History

Netherlands
- Name: Jan van Arkel II
- Owner: Gorinchemsche Schiedamsche Stoomboot-maatschappij
- Route: 's-Hertogenbosch—Gorinchem—Schiedam line
- Builder: Fop Smit
- Launched: 8 March 1847
- In service: early April 1847
- Out of service: 28 October 1849
- Fate: Exploded, 28 October 1849

General characteristics
- Type: Paddle steamer

= PS Jan van Arkel II =

Dutch ship (1847-1849)

PS Jan van Arkel II was a Dutch passengers paddle steamer of the Gorinchemsche Schiedamsche Stoomboot-maatschappij built by Fop Smit and launched on 8 March 1847. The ship was used for the 's-Hertogenbosch—Gorinchem—Schiedam line.

On 28 October 1849 the boiler of the boat exploded in the harbour of Den Bosch in the Zuid-Willemsvaart killing up to 22 people. The chimney landed on a Aak which also sank. The accident is regarded as one most severe steamboat accidents in the Netherlands.

==Explosion==
In the morning of 28 October 1849, Jan van Arkel II was in the Zuid-Willemsvaart in the harbour of Den Bosch. At 7:00am, when all passengers were onboard and the boat was about to depart to Rotterdam, the boiler of the steamer exploded. The stern of the ship broke and debris was thrown into the air, and landed at various places in the city and even outside the city. The chimney landed on a Aak which also sank.

The loud bang was heard throughout the whole city and was even heard “two-hours away” at Sint-Michielsgestel (c. 10 km). The ground shaked as far away as “one-hour away” from the explosion. The explosion destroyed glass windows and doors of houses and also a facade. The PS Jan van Arkel I that was also in the harbour, was minor damaged.
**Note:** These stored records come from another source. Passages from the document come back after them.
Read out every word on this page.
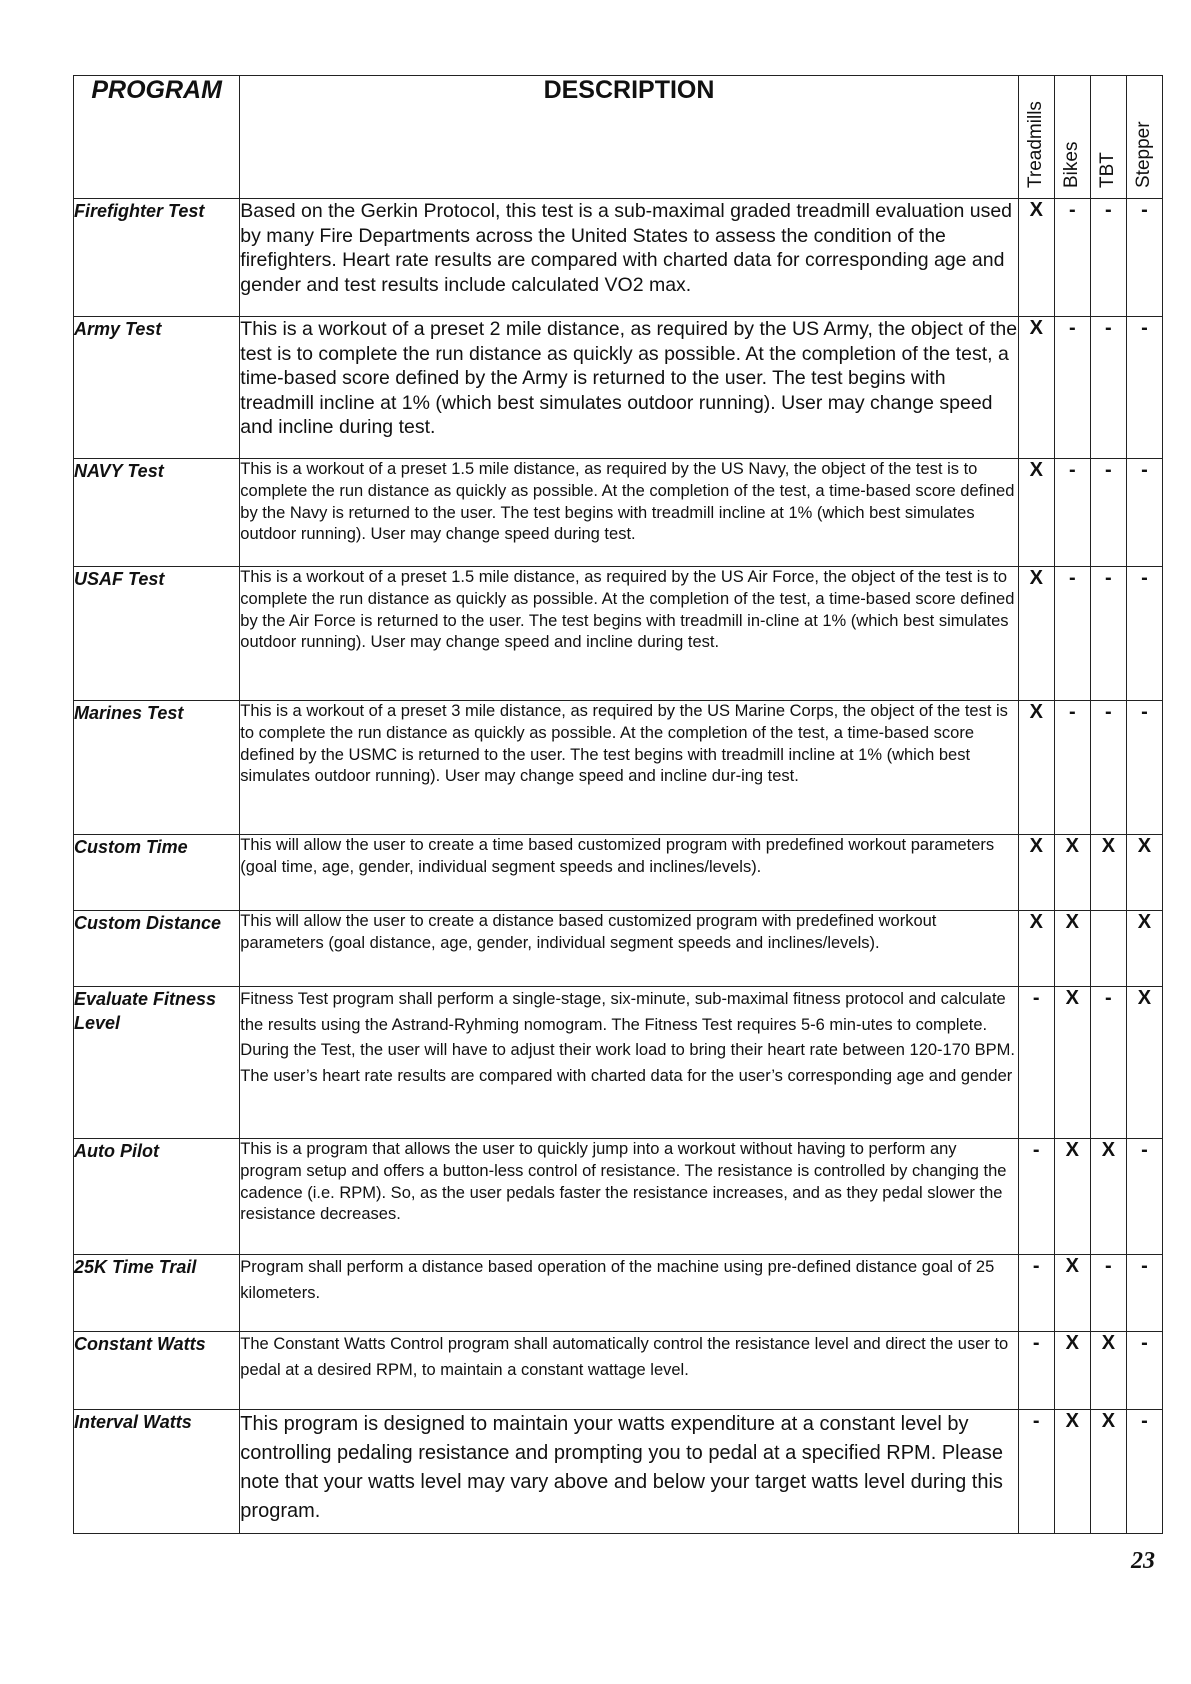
PROGRAM	DESCRIPTION	Treadmills	Bikes	TBT	Stepper

Firefighter Test	Based on the Gerkin Protocol, this test is a sub-maximal graded treadmill evaluation used by many Fire Departments across the United States to assess the condition of the firefighters. Heart rate results are compared with charted data for corresponding age and gender and test results include calculated VO2 max.	X	-	-	-
Army Test	This is a workout of a preset 2 mile distance, as required by the US Army, the object of the test is to complete the run distance as quickly as possible. At the completion of the test, a time-based score defined by the Army is returned to the user. The test begins with treadmill incline at 1% (which best simulates outdoor running). User may change speed and incline during test.	X	-	-	-
NAVY Test	This is a workout of a preset 1.5 mile distance, as required by the US Navy, the object of the test is to complete the run distance as quickly as possible. At the completion of the test, a time-based score defined by the Navy is returned to the user. The test begins with treadmill incline at 1% (which best simulates outdoor running). User may change speed during test.	X	-	-	-
USAF Test	This is a workout of a preset 1.5 mile distance, as required by the US Air Force, the object of the test is to complete the run distance as quickly as possible. At the completion of the test, a time-based score defined by the Air Force is returned to the user. The test begins with treadmill in-cline at 1% (which best simulates outdoor running). User may change speed and incline during test.	X	-	-	-
Marines Test	This is a workout of a preset 3 mile distance, as required by the US Marine Corps, the object of the test is to complete the run distance as quickly as possible. At the completion of the test, a time-based score defined by the USMC is returned to the user. The test begins with treadmill incline at 1% (which best simulates outdoor running). User may change speed and incline dur-ing test.	X	-	-	-
Custom Time	This will allow the user to create a time based customized program with predefined workout parameters (goal time, age, gender, individual segment speeds and inclines/levels).	X	X	X	X
Custom Distance	This will allow the user to create a distance based customized program with predefined workout parameters (goal distance, age, gender, individual segment speeds and inclines/levels).	X	X		X
Evaluate Fitness Level	Fitness Test program shall perform a single-stage, six-minute, sub-maximal fitness protocol and calculate the results using the Astrand-Ryhming nomogram. The Fitness Test requires 5-6 min-utes to complete. During the Test, the user will have to adjust their work load to bring their heart rate between 120-170 BPM. The user’s heart rate results are compared with charted data for the user’s corresponding age and gender	-	X	-	X
Auto Pilot	This is a program that allows the user to quickly jump into a workout without having to perform any program setup and offers a button-less control of resistance. The resistance is controlled by changing the cadence (i.e. RPM). So, as the user pedals faster the resistance increases, and as they pedal slower the resistance decreases.	-	X	X	-
25K Time Trail	Program shall perform a distance based operation of the machine using pre-defined distance goal of 25 kilometers.	-	X	-	-
Constant Watts	The Constant Watts Control program shall automatically control the resistance level and direct the user to pedal at a desired RPM, to maintain a constant wattage level.	-	X	X	-
Interval Watts	This program is designed to maintain your watts expenditure at a constant level by controlling pedaling resistance and prompting you to pedal at a specified RPM. Please note that your watts level may vary above and below your target watts level during this program.	-	X	X	-
23
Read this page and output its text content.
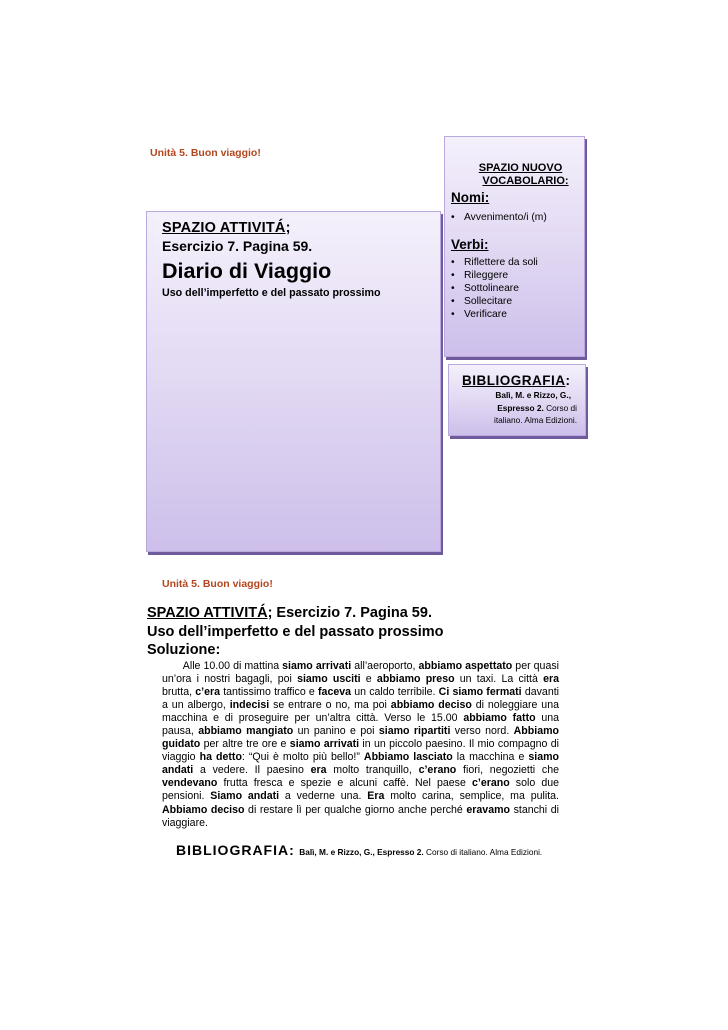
Unità 5. Buon viaggio!
SPAZIO ATTIVITÁ;
Esercizio 7. Pagina 59.
Diario di Viaggio
Uso dell’imperfetto e del passato prossimo
SPAZIO NUOVO
VOCABOLARIO:
Nomi:
• Avvenimento/i (m)
Verbi:
• Riflettere da soli
• Rileggere
• Sottolineare
• Sollecitare
• Verificare
BIBLIOGRAFIA:
Balì, M. e Rizzo, G.,
Espresso 2. Corso di
italiano. Alma Edizioni.
Unità 5. Buon viaggio!
SPAZIO ATTIVITÁ; Esercizio 7. Pagina 59.
Uso dell’imperfetto e del passato prossimo
Soluzione:
Alle 10.00 di mattina siamo arrivati all’aeroporto, abbiamo aspettato per quasi un’ora i nostri bagagli, poi siamo usciti e abbiamo preso un taxi. La città era brutta, c’era tantissimo traffico e faceva un caldo terribile. Ci siamo fermati davanti a un albergo, indecisi se entrare o no, ma poi abbiamo deciso di noleggiare una macchina e di proseguire per un’altra città. Verso le 15.00 abbiamo fatto una pausa, abbiamo mangiato un panino e poi siamo ripartiti verso nord. Abbiamo guidato per altre tre ore e siamo arrivati in un piccolo paesino. Il mio compagno di viaggio ha detto: “Qui è molto più bello!” Abbiamo lasciato la macchina e siamo andati a vedere. Il paesino era molto tranquillo, c’erano fiori, negozietti che vendevano frutta fresca e spezie e alcuni caffè. Nel paese c’erano solo due pensioni. Siamo andati a vederne una. Era molto carina, semplice, ma pulita. Abbiamo deciso di restare lì per qualche giorno anche perché eravamo stanchi di viaggiare.
BIBLIOGRAFIA: Balì, M. e Rizzo, G., Espresso 2. Corso di italiano. Alma Edizioni.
==Victims and involved people==
Ten people died immediately after the explosion and one other died later in hospital. As several people were missed, it was estimated 22 people died from the explosion. People were thrown into the air and others onboard or on the quay were hit by debris. Victims were scattered on bridges, squares and in the water. Several bodies were so mutilated that they could not be identified by family members. Eleven victims were moved to the main hospital or private houses.

Of the crew servant Hagens, hofmeester Gerritsen and officer captain Smit lost their lives. Officer Smit had just obtained the rank as captain. While Smit was described as “completely shattered”, lawyer Schiffer who was talking with Smit and standing next to him was thrown into the water and was unharmed. Residents of Den Bosch who died included schoemaker Van Gool, contractor Schnitzler, carpenter and contractor Martinus van Maaren (56 years old). From Waspik merchant Johannes Vermeulen (32 years old) died.

Two stokers were injured, of whom one was seriously injured and the other had burning wounds. The captain, machinist, kitchen maid and two children of the hofmeester Gerritsen, who were supposed to assist the conductor with the journey were unharmed.

==Aftermath==
An investigation was launched into the cause of the explosion. Still in mid-November witnesses and experts were heard.

The accident brought the Zuid-Willemsvaart to a standstill for almost two weeks because the ship could not easily be towed away. A policy plan had to be made. Shipbuilder L. Smith from Kinderdijk made a plan to tow the sunken ship to the Dieze. This plan was successfully executed in the evening of 10 November 1849 by L. Smith himself and C. van Esch from Den Bosch.

In November 1849 the owners of the ship were sued for damage to Bastion No. 1.

On 30 November 1849 the steamboat's cave containing the tools were auctioned.